Cases of oral tongue cancer are
increasing in young white US females. Researchers do not know the reason for
this increase. Analysis of National Cancer Institute data has revealed a
111% increase in cases of squamous-cell tongue cancer among young white women
while there has been 43.7% increase among young white men over the same period.
Meanwhile, the tongue cancer rates have decreased for people of other age
groups and ethnicities like the African-American. Squamous-cell tongue cancer affects the
thin cells along the lips and oral cavity. The cancer can spread deeper into the
tissue. Compared with breast, lung or prostate cancer the incidence of tongue
cancer is relatively rare. It is usually treated with surgery (excision of the
tongue or lymph nodes), followed by radiation or chemotherapy.
Smoking is not the likely cause for
this rise as several other studies have shown a decrease in tobacco consumption
over the last few years. Similarly they did not find any association between
the rise in cancer cases and the cancer causing human papilloma virus (HPV). Assistant
professor of radiation oncology at the University of North Carolina Lineberger
Comprehensive Cancer Center, Dr. Bhisham Chera said, "I've treated a
handful of these patients, and they're all a higher socioeconomic status. Most
of them — and this is just from what I've examined — are not smokers. They're
college-educated, they're health nuts, and they don't have any of the typical
Researchers did not rule out the possibility of an
unidentified virus causing the cancer in certain groups. To verify if this is
the case researchers are collecting tumor samples from young, white female
patients. To check if any viral genetic material is hidden in the patient's
tumor cells scientists will sequence their genes. Scientists have also cited
eating disorders as another possible cause of the rise in tongue cancer cases. When
a person vomits the stomach acid that comes up can induce some types of cancer.

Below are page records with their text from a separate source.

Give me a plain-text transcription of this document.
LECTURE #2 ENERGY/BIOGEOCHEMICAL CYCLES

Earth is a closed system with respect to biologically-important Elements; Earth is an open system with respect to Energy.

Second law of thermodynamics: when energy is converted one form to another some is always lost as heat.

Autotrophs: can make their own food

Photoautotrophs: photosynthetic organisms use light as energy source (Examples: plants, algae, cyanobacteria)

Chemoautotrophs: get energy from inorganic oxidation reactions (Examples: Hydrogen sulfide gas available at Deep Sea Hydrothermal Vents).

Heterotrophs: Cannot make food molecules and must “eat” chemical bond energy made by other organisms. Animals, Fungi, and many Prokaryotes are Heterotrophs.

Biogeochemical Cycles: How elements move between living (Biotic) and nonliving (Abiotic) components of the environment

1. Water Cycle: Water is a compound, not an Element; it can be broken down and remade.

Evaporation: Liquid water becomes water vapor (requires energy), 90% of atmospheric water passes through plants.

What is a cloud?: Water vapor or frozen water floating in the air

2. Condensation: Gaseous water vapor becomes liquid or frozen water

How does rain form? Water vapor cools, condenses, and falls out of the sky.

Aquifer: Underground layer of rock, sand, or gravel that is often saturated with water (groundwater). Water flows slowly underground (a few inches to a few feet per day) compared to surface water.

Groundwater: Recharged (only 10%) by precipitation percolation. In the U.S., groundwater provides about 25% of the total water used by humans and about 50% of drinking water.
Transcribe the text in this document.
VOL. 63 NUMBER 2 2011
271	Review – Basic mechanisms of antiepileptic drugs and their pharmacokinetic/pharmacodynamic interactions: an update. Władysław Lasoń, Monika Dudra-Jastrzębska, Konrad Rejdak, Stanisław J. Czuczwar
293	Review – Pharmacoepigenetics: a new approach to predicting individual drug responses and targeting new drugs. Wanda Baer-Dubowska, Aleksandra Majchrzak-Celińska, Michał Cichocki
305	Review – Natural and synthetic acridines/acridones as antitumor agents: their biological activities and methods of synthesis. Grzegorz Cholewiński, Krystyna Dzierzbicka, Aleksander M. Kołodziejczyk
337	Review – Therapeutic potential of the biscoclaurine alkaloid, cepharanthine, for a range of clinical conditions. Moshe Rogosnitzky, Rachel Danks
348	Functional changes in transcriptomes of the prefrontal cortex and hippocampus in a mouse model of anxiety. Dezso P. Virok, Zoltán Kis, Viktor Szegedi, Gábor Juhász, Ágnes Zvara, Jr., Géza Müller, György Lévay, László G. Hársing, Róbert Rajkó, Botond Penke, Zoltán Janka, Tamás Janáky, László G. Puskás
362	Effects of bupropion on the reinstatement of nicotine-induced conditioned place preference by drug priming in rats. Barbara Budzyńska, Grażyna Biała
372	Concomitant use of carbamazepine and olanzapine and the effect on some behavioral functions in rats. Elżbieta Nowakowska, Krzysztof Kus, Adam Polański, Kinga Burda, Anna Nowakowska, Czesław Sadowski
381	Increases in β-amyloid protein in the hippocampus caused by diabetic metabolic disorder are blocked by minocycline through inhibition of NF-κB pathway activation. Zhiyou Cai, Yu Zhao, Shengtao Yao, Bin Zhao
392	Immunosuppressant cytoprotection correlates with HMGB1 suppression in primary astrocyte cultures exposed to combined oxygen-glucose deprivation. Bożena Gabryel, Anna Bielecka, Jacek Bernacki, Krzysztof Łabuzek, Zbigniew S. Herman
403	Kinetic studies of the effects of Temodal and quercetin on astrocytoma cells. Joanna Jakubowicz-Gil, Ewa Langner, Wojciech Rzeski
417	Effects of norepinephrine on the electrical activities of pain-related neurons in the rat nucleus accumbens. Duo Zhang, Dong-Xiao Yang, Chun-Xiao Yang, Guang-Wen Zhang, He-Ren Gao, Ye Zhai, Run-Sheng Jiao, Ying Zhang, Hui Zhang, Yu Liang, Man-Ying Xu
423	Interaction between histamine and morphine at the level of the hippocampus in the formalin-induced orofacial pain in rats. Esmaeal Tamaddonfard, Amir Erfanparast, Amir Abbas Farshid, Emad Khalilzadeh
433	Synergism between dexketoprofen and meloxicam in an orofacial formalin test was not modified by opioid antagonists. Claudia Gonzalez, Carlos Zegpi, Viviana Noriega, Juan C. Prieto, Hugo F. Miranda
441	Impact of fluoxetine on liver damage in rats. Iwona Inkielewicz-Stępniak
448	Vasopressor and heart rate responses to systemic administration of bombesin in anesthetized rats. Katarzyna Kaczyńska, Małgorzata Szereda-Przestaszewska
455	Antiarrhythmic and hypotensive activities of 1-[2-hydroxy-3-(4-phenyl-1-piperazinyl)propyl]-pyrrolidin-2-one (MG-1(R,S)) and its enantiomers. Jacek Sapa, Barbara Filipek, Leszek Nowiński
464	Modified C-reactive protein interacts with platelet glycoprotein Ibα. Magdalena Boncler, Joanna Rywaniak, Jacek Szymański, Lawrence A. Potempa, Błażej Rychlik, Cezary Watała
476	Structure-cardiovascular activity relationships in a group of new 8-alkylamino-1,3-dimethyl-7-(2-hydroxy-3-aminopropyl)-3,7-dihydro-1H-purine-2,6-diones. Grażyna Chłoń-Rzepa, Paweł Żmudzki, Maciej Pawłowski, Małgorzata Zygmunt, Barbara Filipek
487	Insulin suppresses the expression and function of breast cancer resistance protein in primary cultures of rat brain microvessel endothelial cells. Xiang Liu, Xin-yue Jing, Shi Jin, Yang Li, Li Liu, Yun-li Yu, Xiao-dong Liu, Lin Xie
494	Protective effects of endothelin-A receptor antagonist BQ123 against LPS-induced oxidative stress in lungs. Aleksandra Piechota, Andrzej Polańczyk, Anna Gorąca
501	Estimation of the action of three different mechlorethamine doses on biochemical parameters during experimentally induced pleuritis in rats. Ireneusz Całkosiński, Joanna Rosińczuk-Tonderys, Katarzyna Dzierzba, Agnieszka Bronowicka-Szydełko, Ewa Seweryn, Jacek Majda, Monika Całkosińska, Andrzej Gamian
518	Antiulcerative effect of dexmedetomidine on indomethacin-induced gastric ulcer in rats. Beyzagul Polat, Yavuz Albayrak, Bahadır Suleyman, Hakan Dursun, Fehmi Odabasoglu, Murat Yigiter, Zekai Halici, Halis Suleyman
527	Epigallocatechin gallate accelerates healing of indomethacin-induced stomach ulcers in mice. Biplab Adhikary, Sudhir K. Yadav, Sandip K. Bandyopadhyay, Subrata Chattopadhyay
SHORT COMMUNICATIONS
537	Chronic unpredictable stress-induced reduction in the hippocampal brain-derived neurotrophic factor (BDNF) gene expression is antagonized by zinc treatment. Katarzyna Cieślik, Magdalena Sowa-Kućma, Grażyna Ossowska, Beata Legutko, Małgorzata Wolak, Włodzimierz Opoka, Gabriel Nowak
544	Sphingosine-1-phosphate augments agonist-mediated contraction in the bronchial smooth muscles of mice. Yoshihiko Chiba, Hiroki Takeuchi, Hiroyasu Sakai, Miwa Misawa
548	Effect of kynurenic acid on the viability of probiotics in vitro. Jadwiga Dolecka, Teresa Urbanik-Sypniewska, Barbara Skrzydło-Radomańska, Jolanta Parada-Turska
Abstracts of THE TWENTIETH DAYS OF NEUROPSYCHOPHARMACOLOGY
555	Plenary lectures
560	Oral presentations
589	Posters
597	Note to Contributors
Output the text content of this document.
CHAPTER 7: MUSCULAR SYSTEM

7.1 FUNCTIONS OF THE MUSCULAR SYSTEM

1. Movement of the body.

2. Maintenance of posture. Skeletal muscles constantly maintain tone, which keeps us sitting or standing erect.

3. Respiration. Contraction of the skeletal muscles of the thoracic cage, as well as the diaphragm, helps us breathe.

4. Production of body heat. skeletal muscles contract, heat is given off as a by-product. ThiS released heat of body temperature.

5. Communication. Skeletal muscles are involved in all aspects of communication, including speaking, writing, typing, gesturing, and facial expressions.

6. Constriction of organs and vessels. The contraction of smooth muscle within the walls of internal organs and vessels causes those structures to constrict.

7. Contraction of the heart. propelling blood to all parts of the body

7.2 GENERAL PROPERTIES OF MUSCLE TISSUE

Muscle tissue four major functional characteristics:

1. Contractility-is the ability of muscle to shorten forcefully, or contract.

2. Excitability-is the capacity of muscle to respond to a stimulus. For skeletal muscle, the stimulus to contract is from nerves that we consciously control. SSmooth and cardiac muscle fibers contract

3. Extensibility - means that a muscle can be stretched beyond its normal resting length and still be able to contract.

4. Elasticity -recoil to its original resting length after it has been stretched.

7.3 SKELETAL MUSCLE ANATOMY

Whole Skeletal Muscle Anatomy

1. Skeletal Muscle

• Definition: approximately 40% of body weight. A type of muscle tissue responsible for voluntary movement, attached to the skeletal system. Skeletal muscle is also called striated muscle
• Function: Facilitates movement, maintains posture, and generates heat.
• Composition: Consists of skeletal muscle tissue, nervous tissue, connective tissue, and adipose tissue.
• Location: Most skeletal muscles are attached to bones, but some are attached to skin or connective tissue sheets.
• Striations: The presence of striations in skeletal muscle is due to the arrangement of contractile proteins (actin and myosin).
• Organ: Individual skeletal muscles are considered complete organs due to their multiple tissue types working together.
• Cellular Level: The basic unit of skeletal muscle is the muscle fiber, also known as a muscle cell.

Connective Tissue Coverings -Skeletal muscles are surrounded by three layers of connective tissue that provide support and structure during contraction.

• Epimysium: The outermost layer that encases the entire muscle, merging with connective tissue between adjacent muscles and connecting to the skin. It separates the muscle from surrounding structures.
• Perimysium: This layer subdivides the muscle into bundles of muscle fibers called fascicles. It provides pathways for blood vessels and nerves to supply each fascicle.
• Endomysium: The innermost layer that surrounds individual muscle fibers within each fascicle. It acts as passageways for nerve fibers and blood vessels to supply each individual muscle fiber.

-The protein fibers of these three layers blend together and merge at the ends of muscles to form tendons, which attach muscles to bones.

However more research is need before making this claim. Improved diagnostic
tests could be another possible reason behind this increase.
Chera said, "The bottom line is, who knows what's
causing these cancers? Maybe it's environmental, maybe it's genetic, maybe it's
a combo of both. We don't know yet, but we're going to look at it."This study
has been published in the Journal of Clinical Oncology.